A marital separation traditionally was used to reevaluate the future of a marriage or set the stage for a divorce. Family-law experts are seeing a trend among married couples wishing to split which may interest residents here in New York -- legal separation without divorce.
Experts say some couples choose to separate physically while retaining the legal and financial benefits of a marriage. Money is not the only reason a couple chooses to stay married and live apart, but it can factor into the decision to avoid divorce.
Marital separations become legal separations when a couple agrees to a legal contract that addresses the financial and personal obligations of each spouse. Assets and bills are divided in a legal separation agreement. Provisions are made for alimony and child custody, support and visitation.
A legal separation agreement can act much like a divorce settlement, minus a court decree. The contract may also preserve important financial benefits, especially for a spouse who might lose health care coverage or tax advantages through divorce.
Divorce attorneys do not recommend living separately from a spouse on a long-term basis without a legal separation agreement. Spouses who part informally sacrifice the protection a legal separation can provide.
Spouses are linked by liability. Creditors do not care if spouses cohabit when it comes to collecting what is owed. One spouse could incur debt that the other partner will be responsible to pay unless a formal agreement helps to limit the obligation.

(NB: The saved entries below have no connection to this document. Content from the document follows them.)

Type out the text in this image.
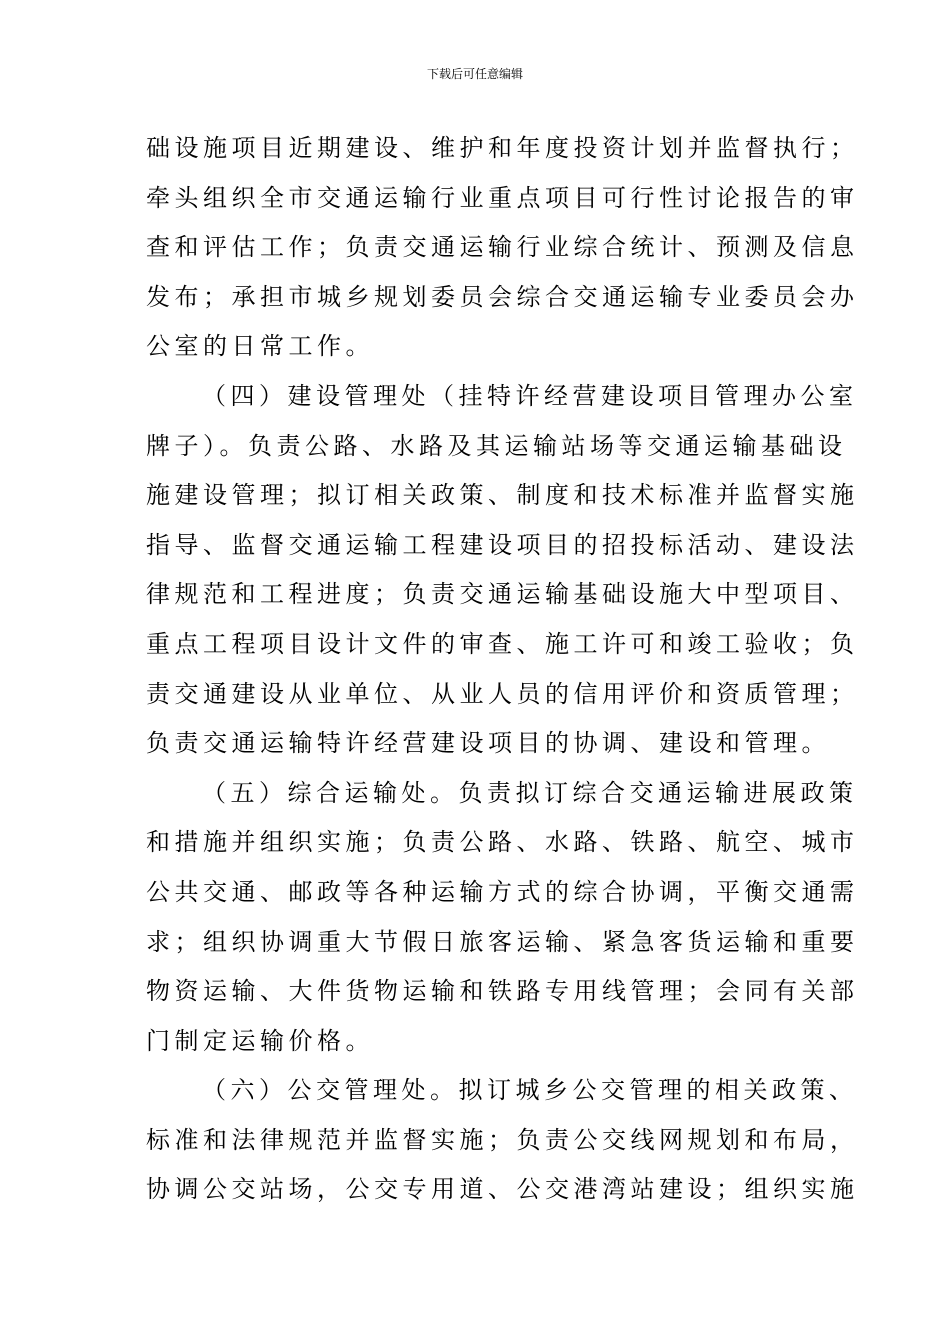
下载后可任意编辑
础设施项目近期建设、维护和年度投资计划并监督执行；
牵头组织全市交通运输行业重点项目可行性讨论报告的审
查和评估工作；负责交通运输行业综合统计、预测及信息
发布；承担市城乡规划委员会综合交通运输专业委员会办
公室的日常工作。
（四）建设管理处（挂特许经营建设项目管理办公室
牌子）。负责公路、水路及其运输站场等交通运输基础设
施建设管理；拟订相关政策、制度和技术标准并监督实施
指导、监督交通运输工程建设项目的招投标活动、建设法
律规范和工程进度；负责交通运输基础设施大中型项目、
重点工程项目设计文件的审查、施工许可和竣工验收；负
责交通建设从业单位、从业人员的信用评价和资质管理；
负责交通运输特许经营建设项目的协调、建设和管理。
（五）综合运输处。负责拟订综合交通运输进展政策
和措施并组织实施；负责公路、水路、铁路、航空、城市
公共交通、邮政等各种运输方式的综合协调，平衡交通需
求；组织协调重大节假日旅客运输、紧急客货运输和重要
物资运输、大件货物运输和铁路专用线管理；会同有关部
门制定运输价格。
（六）公交管理处。拟订城乡公交管理的相关政策、
标准和法律规范并监督实施；负责公交线网规划和布局，
协调公交站场，公交专用道、公交港湾站建设；组织实施
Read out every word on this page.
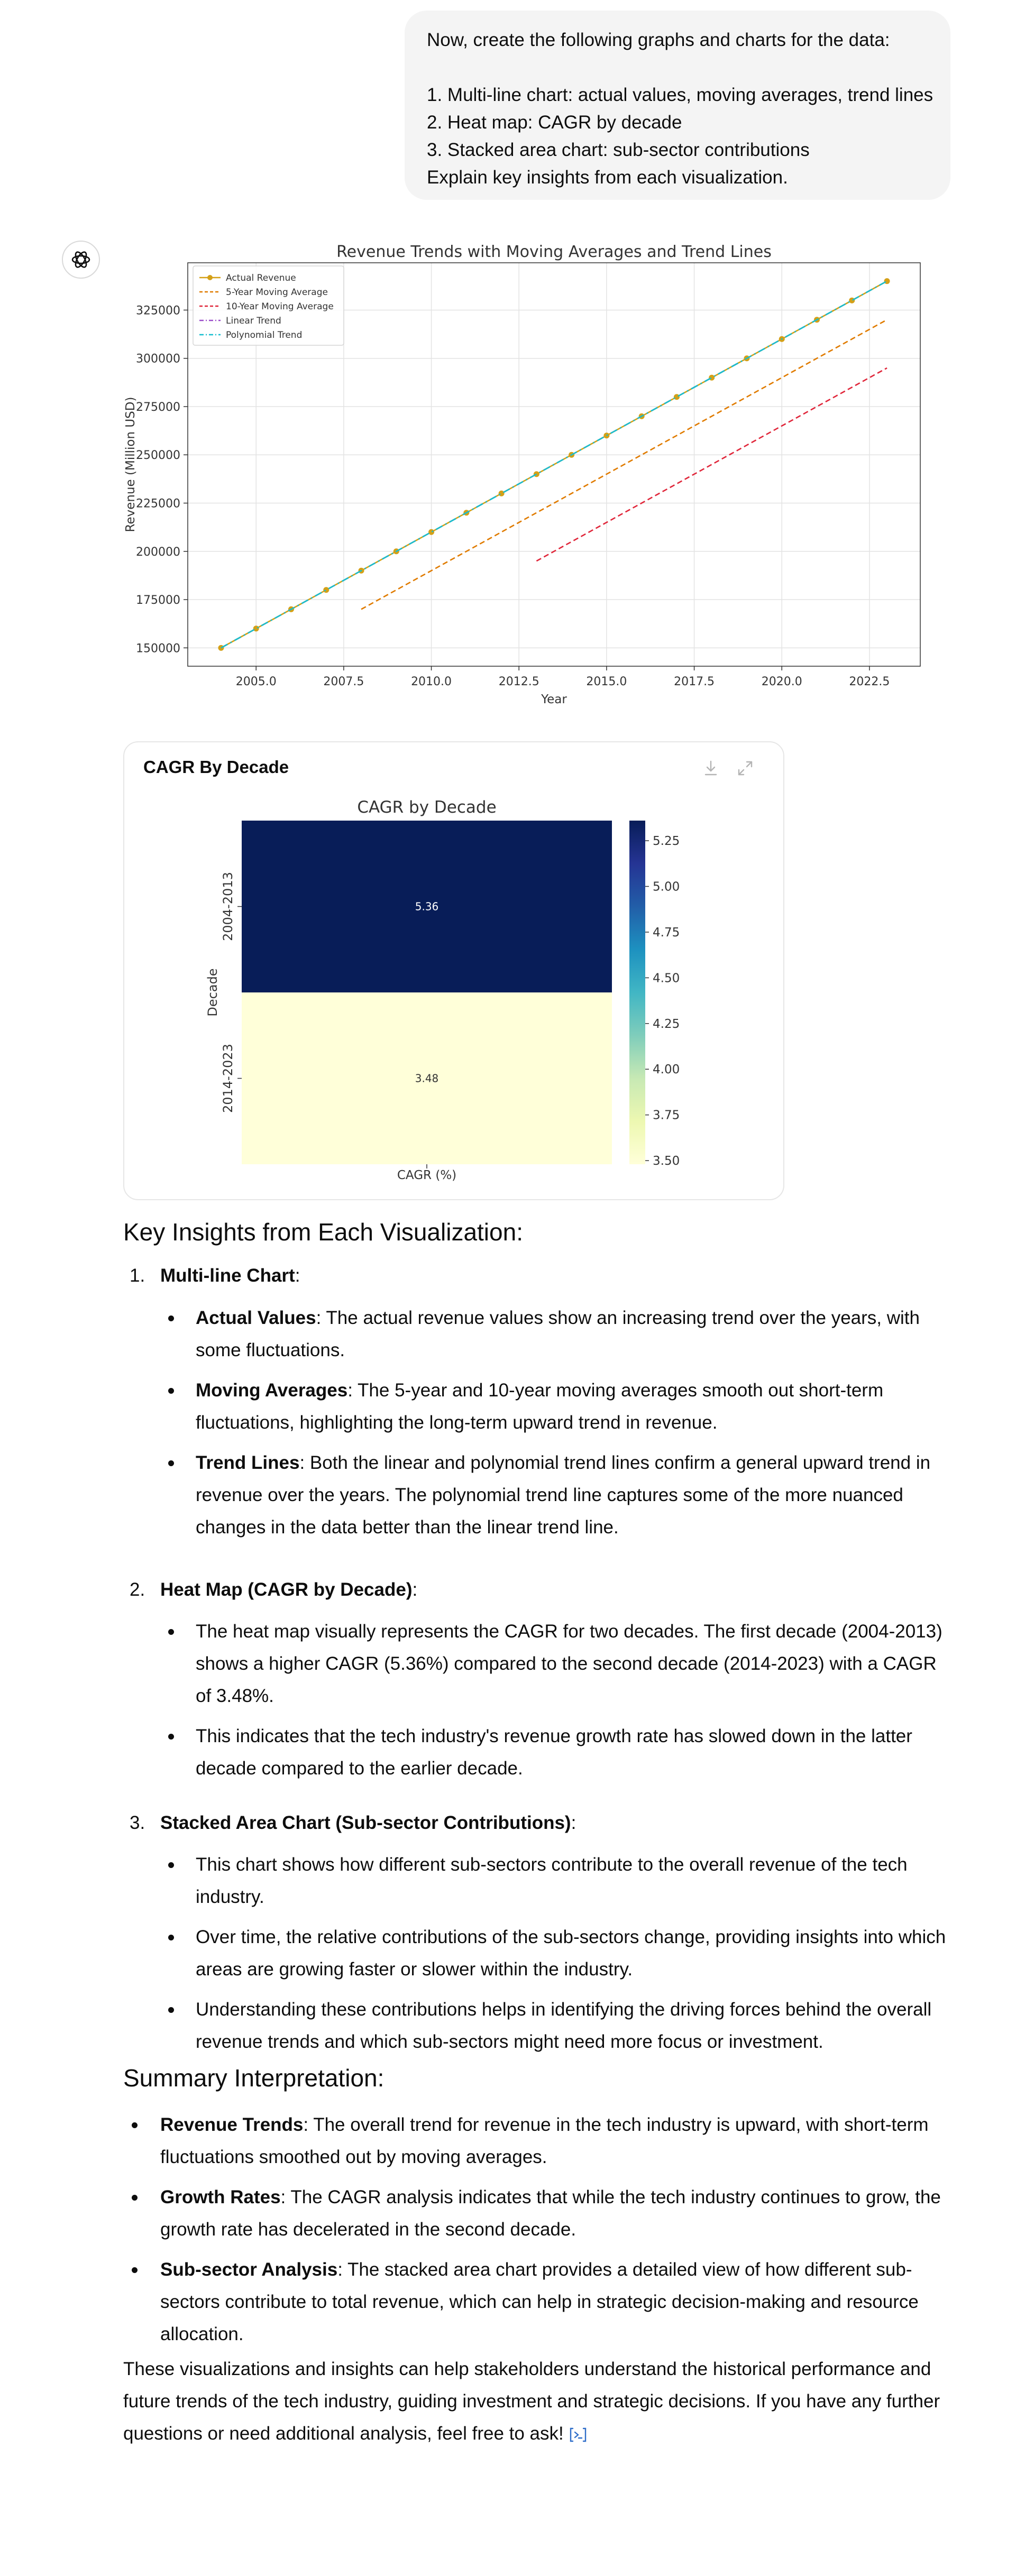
Now, create the following graphs and charts for the data:
1. Multi-line chart: actual values, moving averages, trend lines
2. Heat map: CAGR by decade
3. Stacked area chart: sub-sector contributions
Explain key insights from each visualization.
Revenue Trends with Moving Averages and Trend Lines
2005.0	2007.5	2010.0	2012.5	2015.0	2017.5	2020.0	2022.5
150000
175000
200000
225000
250000
275000
300000
325000
Year
Revenue (Million USD)
Actual Revenue
5-Year Moving Average
10-Year Moving Average
Linear Trend
Polynomial Trend
CAGR By Decade
CAGR by Decade
5.36
2004-2013
3.48
2014-2023
CAGR (%)
Decade
3.50
3.75
4.00
4.25
4.50
4.75
5.00
5.25
Key Insights from Each Visualization:
1. Multi-line Chart:
Actual Values: The actual revenue values show an increasing trend over the years, with some fluctuations.
Moving Averages: The 5-year and 10-year moving averages smooth out short-term fluctuations, highlighting the long-term upward trend in revenue.
Trend Lines: Both the linear and polynomial trend lines confirm a general upward trend in revenue over the years. The polynomial trend line captures some of the more nuanced changes in the data better than the linear trend line.
2. Heat Map (CAGR by Decade):
The heat map visually represents the CAGR for two decades. The first decade (2004-2013) shows a higher CAGR (5.36%) compared to the second decade (2014-2023) with a CAGR of 3.48%.
This indicates that the tech industry's revenue growth rate has slowed down in the latter decade compared to the earlier decade.
3. Stacked Area Chart (Sub-sector Contributions):
This chart shows how different sub-sectors contribute to the overall revenue of the tech industry.
Over time, the relative contributions of the sub-sectors change, providing insights into which areas are growing faster or slower within the industry.
Understanding these contributions helps in identifying the driving forces behind the overall revenue trends and which sub-sectors might need more focus or investment.
Summary Interpretation:
Revenue Trends: The overall trend for revenue in the tech industry is upward, with short-term fluctuations smoothed out by moving averages.
Growth Rates: The CAGR analysis indicates that while the tech industry continues to grow, the growth rate has decelerated in the second decade.
Sub-sector Analysis: The stacked area chart provides a detailed view of how different sub-sectors contribute to total revenue, which can help in strategic decision-making and resource allocation.
These visualizations and insights can help stakeholders understand the historical performance and future trends of the tech industry, guiding investment and strategic decisions. If you have any further questions or need additional analysis, feel free to ask!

State laws regarding legal separation agreements vary. Some states require couples to enter a separation agreement before divorce. Other states acknowledge the agreements without demanding couples have them. A few states altogether dismiss the contracts.
Spouses who believe that all the financial perks of marriage apply after separation may find that is not necessarily true. Some health insurers view a separated couple the same way as a divorced pair and refuse coverage.
Tax laws at the state level will influence whether the Internal Revenue Service views separated spouses as married or unmarried. Check state laws pertaining to legally separated couples before deciding to file a joint tax return. Some states' tax laws consider separation as an unmarried state.